Yup there is a plastic bit on the end, but it does have a little wire loop too that has a bell attached but its not pointy or anything so its ok  

Natural branches are great I think.. it gives them something to do as well as keeps their feet healthy!


----------



## Cassie (Jan 7, 2009)

Can I ask where you got the cage from? I'm wondering if I should upgrade mine since I have 3 birds now. (although they can go in and out whenever they want - so in reality they have a 3 bedroom house ) It looks like heaps of fun in there.


----------



## dude (Mar 29, 2010)

I have the same cage.
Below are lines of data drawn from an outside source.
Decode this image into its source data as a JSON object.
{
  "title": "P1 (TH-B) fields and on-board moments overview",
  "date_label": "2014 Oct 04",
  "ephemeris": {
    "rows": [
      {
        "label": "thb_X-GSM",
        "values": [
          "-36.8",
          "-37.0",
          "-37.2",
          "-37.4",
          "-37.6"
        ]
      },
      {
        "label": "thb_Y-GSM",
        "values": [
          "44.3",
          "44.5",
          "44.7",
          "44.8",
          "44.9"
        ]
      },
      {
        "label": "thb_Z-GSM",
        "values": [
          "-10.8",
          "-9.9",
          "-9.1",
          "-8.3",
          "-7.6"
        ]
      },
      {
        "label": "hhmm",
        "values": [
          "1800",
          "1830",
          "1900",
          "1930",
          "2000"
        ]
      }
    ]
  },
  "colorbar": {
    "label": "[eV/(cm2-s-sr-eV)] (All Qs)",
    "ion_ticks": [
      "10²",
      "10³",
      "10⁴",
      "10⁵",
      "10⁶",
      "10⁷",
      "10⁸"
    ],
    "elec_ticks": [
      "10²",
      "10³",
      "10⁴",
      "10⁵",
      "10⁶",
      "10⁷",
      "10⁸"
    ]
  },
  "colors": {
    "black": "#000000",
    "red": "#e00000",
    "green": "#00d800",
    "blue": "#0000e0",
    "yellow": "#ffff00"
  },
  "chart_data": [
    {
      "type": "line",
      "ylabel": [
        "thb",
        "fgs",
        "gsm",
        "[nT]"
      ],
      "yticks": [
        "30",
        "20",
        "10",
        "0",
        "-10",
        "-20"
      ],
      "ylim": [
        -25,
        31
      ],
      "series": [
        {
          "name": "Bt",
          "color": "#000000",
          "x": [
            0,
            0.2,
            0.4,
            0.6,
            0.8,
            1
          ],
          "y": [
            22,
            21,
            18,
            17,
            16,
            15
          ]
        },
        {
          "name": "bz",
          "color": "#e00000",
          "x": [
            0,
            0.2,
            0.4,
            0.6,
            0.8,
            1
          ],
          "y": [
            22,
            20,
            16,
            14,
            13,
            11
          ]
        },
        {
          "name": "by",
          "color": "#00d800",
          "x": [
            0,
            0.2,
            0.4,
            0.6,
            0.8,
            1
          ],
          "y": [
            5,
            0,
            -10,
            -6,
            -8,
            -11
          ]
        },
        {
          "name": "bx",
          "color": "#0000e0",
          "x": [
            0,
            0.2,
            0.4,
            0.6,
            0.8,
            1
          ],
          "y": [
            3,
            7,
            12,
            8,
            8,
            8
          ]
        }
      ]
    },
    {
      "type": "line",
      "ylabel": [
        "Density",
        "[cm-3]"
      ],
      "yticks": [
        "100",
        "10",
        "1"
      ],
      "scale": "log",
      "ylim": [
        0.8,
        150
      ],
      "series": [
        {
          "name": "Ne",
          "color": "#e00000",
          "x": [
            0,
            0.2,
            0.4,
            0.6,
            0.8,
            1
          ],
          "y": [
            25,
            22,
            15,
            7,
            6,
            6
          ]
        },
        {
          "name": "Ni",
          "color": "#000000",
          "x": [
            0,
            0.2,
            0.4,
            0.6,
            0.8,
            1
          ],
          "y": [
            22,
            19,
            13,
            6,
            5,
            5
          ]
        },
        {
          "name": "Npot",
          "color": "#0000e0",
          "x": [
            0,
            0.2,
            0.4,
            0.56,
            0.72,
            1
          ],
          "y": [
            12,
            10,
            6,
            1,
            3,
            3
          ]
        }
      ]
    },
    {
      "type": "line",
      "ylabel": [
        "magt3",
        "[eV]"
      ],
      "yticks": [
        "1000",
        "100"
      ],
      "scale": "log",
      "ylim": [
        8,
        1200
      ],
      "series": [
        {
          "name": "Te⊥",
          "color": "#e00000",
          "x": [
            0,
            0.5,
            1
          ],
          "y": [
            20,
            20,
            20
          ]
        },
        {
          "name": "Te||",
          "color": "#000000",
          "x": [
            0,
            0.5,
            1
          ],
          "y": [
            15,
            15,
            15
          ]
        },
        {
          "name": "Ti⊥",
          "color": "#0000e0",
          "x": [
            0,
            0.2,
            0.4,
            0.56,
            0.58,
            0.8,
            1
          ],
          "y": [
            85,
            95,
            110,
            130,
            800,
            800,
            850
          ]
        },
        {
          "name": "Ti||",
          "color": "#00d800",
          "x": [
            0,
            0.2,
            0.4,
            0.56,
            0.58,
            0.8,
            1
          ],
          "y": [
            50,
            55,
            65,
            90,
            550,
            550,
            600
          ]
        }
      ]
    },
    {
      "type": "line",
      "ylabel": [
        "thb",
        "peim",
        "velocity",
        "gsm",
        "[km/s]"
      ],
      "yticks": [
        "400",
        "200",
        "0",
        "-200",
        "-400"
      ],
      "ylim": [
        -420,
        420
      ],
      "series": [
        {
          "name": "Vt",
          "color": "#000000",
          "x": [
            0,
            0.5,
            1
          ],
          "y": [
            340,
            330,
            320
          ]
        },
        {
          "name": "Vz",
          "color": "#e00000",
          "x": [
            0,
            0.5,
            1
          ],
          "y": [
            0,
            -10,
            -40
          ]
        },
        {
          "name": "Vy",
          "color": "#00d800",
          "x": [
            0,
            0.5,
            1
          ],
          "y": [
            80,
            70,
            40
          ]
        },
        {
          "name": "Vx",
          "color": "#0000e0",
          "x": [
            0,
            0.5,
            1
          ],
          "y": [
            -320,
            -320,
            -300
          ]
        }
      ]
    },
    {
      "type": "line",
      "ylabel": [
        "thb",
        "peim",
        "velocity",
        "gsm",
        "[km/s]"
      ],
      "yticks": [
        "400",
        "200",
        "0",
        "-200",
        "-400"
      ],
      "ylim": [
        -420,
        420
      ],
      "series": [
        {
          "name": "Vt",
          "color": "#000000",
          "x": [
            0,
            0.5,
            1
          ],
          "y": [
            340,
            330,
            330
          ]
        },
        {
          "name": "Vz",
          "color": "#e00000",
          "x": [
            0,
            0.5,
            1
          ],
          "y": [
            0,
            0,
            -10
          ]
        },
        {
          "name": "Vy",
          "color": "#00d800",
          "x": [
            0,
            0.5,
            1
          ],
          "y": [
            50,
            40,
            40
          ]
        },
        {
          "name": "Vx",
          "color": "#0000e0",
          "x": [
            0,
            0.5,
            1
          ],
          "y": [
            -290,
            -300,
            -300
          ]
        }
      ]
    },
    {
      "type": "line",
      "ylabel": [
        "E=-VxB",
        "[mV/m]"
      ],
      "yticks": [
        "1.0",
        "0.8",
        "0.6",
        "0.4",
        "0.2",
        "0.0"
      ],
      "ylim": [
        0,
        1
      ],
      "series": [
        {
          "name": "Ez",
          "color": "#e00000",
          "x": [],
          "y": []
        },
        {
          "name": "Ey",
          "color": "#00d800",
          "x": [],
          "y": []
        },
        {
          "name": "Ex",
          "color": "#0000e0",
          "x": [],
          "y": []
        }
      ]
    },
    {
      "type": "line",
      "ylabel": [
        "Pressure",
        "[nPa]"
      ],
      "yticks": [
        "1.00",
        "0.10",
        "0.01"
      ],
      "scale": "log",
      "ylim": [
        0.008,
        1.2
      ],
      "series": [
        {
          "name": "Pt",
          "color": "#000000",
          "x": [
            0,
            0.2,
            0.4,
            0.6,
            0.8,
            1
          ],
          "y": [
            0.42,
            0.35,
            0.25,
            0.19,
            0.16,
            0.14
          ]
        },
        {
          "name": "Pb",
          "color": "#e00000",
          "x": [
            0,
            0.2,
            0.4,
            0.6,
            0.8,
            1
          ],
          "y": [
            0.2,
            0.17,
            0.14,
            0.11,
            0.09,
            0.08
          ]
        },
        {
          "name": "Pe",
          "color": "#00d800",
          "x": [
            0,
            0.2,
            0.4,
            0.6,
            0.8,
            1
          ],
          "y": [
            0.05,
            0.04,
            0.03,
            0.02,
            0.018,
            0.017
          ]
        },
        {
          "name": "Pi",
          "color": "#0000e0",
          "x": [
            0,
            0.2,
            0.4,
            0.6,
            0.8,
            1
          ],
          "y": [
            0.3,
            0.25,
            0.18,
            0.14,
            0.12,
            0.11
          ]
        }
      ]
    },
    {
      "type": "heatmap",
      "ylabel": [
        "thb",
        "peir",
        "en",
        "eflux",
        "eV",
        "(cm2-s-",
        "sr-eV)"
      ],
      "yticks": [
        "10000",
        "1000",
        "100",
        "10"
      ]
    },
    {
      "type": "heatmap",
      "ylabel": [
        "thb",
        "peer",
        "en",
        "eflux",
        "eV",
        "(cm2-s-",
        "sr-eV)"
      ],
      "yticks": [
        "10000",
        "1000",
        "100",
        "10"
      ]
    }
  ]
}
PETBARN is where I got it ...


----------



## Cassie (Jan 7, 2009)

Thanks Dude.


----------



## cheekyboy (Jul 14, 2009)

I gots mine from Southwest Stockfeeds  It's a teensy bit different to the petbarn one but not much- as thats the one I was going to get. It's pretty much identical though, so your tiels would no doubt love it anyway! I think I only paid about $5 less than petbarn so its pretty much the same.


----------



## Cassie (Jan 7, 2009)

Thanks for that. The one they have now is tall rather than wide. I spent a couple of hours last night trying to find out which type is best but didn't have much luck. The rectangular ones look like they have a bit more room for them to get around. And more space for toys.


----------



## cheekyboy (Jul 14, 2009)

It's a really good sized cage so I think you'll be impressed.. and you have three tiels like me and they fit nicely with plenty of space to move. I wouldnt hesitate to chuck one more bird in there too if I ever wanted another, but 4 would be the limit I reckon


----------



## Jynxstorm (May 15, 2010)

Cute, mine are loving their new cage set up after washing it yesterday and yes, it's no lie but all tiels are spoiled.


----------